The sulphur-breasted parakeet is a species of parrot from Brazil and Suriname. It resembles the closely related sun parakeet.

Taxonomy

First described in 1776, A. maculata had long been dismissed as invalid. It was rediscovered as part of a study of specimens of the sun parakeet and related species. Specimens of the sulphur-breasted parakeet had previously been dismissed as immature sun parakeets or hybrids. Believing it represented an entirely undescribed species, it was described as A. pintoi in 2005. Only in 2009 was it shown that A. maculata and the "new" A. pintoi were the same.
Some believe the sulphur-breasted parakeet is better regarded as a subspecies of the sun parakeet.

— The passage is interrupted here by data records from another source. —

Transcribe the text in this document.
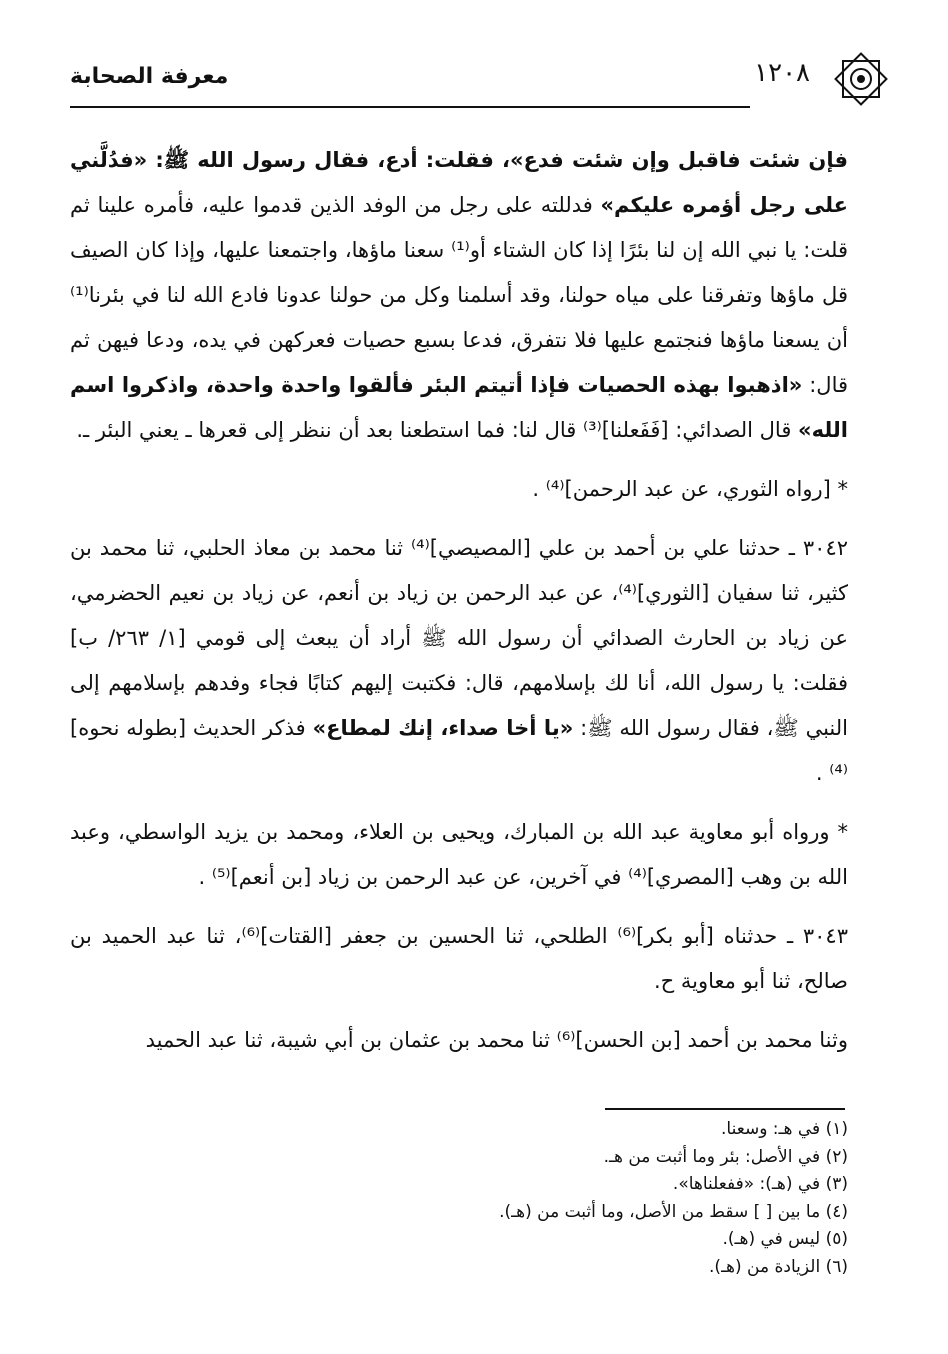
١٢٠٨
معرفة الصحابة

فإن شئت فاقبل وإن شئت فدع»، فقلت: أدع، فقال رسول الله ﷺ: «فدُلَّني على رجل أؤمره عليكم» فدللته على رجل من الوفد الذين قدموا عليه، فأمره علينا ثم قلت: يا نبي الله إن لنا بئرًا إذا كان الشتاء أو⁽¹⁾ سعنا ماؤها، واجتمعنا عليها، وإذا كان الصيف قل ماؤها وتفرقنا على مياه حولنا، وقد أسلمنا وكل من حولنا عدونا فادع الله لنا في بئرنا⁽¹⁾ أن يسعنا ماؤها فنجتمع عليها فلا نتفرق، فدعا بسبع حصيات فعركهن في يده، ودعا فيهن ثم قال: «اذهبوا بهذه الحصيات فإذا أتيتم البئر فألقوا واحدة واحدة، واذكروا اسم الله» قال الصدائي: [فَفَعلنا]⁽³⁾ قال لنا: فما استطعنا بعد أن ننظر إلى قعرها ـ يعني البئر ـ.

* [رواه الثوري، عن عبد الرحمن]⁽⁴⁾ .

٣٠٤٢ ـ حدثنا علي بن أحمد بن علي [المصيصي]⁽⁴⁾ ثنا محمد بن معاذ الحلبي، ثنا محمد بن كثير، ثنا سفيان [الثوري]⁽⁴⁾، عن عبد الرحمن بن زياد بن أنعم، عن زياد بن نعيم الحضرمي، عن زياد بن الحارث الصدائي أن رسول الله ﷺ أراد أن يبعث إلى قومي [١/ ٢٦٣/ ب] فقلت: يا رسول الله، أنا لك بإسلامهم، قال: فكتبت إليهم كتابًا فجاء وفدهم بإسلامهم إلى النبي ﷺ، فقال رسول الله ﷺ: «يا أخا صداء، إنك لمطاع» فذكر الحديث [بطوله نحوه]⁽⁴⁾ .

* ورواه أبو معاوية عبد الله بن المبارك، ويحيى بن العلاء، ومحمد بن يزيد الواسطي، وعبد الله بن وهب [المصري]⁽⁴⁾ في آخرين، عن عبد الرحمن بن زياد [بن أنعم]⁽⁵⁾ .

٣٠٤٣ ـ حدثناه [أبو بكر]⁽⁶⁾ الطلحي، ثنا الحسين بن جعفر [القتات]⁽⁶⁾، ثنا عبد الحميد بن صالح، ثنا أبو معاوية ح.

وثنا محمد بن أحمد [بن الحسن]⁽⁶⁾ ثنا محمد بن عثمان بن أبي شيبة، ثنا عبد الحميد

(١) في هـ: وسعنا.
(٢) في الأصل: بئر وما أثبت من هـ.
(٣) في (هـ): «ففعلناها».
(٤) ما بين [ ] سقط من الأصل، وما أثبت من (هـ).
(٥) ليس في (هـ).
(٦) الزيادة من (هـ).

Distribution and appearance

Following the realisation that the sulphur-breasted parakeet was a valid species, the first records of living birds were from east of Óbidos on the northern bank of the lower Amazon River in Pará, Brazil. Since then, it has been reported more widely at low densities in the Pará state north of the Amazon River, but still no records have been reported from neighbouring parts of Amapá, where it probably also occurs. Additionally, three specimens kept at the National Museum of Natural History in the Netherlands have been identified as this species. They were taken from the Sipaliwini savanna in southern Suriname. Recent sightings from the same region have also been identified as sulphur-breasted parakeets. This suggests that it possibly comes into contact with the closely related and very similar sun parakeet. Unlike adult sun parakeets, sulphur-breasted parakeets have clear green suffusion to the mantle, wing-coverts and underparts, but this is shared with juvenile sun parakeets. Adults of both species have a dark greyish eye ring in the wild, but this commonly fades to whitish in captives, at least in the sun parakeet.